As it happened, the pagan festival of Eastre occurred at the same time of year as the Christian observance of the Resurrection of Christ. It made sense, therefore, to alter the festival itself, to make it a Christian celebration as converts were slowly won over. The early name, Eastre, was eventually changed to its modern spelling, Easter.
4. We all ought to be aware that 12, 000 children caught up in the slave trade on the Ivory Coast are those picking the cocoa beans to make your Easter Egg. Consider buying Fairtrade chocolate or Tesco own brand, one of the Fairtrade sanctioned brands.
5. Speaking of Easter Eggs, they do have another connotation, they also describe hidden features stored on DVDs and video games. Filmmakers who take pride in their output, giving more than vanilla DVDs usually give up some time to putting in some extra footage, scenes or bloopers. The sites, eeggs.com and dvdeastereggs.com are two of many sites cataloguing such eggs so have a look and you’d never know what extra material has been sitting on your shelves.

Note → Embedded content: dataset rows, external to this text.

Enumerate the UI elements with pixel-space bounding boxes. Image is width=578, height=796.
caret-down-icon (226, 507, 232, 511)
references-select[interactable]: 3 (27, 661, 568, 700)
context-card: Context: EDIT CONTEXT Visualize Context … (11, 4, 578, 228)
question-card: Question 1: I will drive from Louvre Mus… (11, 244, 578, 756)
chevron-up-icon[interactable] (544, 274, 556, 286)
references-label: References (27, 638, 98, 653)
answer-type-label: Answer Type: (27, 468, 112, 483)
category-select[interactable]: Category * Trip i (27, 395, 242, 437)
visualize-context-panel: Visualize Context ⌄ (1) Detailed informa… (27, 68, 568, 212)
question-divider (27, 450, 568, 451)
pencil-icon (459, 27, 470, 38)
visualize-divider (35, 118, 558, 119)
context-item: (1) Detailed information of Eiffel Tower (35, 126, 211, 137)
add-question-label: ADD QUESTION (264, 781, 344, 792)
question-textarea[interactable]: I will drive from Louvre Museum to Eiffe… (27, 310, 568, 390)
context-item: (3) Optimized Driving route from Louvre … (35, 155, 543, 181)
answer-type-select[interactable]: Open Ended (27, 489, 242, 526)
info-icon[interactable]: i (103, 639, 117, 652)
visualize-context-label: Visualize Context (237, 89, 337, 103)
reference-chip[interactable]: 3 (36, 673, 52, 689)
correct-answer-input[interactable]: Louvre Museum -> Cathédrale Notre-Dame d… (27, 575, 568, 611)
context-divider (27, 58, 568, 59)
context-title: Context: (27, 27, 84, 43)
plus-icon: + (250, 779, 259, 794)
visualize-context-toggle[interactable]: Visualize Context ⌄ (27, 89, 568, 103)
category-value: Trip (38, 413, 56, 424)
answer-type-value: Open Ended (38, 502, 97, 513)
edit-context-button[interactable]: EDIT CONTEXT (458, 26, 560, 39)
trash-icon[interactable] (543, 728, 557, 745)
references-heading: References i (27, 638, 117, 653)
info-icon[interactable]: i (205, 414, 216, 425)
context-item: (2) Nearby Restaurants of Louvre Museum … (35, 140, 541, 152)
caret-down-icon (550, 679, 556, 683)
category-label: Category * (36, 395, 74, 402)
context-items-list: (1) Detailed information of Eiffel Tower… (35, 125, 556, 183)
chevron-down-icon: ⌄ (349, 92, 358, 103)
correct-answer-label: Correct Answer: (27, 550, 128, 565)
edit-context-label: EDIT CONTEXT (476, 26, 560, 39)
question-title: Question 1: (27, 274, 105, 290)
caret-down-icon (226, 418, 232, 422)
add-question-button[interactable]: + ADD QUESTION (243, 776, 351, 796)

6. Finally, a note on Easter Island. Located over 2,000 miles from the nearest population center, (Tahiti and Chile), it is one of the most isolated places on Earth. A triangle of volcanic rock in the South Pacific - it is best known for the giant stone monoliths, known as Moai, that dot the coastline. The early settlers called the island "Te Pito O Te Henua" (Navel of The World). Admiral Roggeveen, who came upon the island on Easter Day in 1722, named it Easter Island. Today, the land, people and language are all referred to locally as Rapa Nui. The place is subject to much speculation and controversy, the origins of the people living there, its own bloody history before Western Civilisation arrived and the construction of the statues subject to every possible theory including extra terrestrial involvement.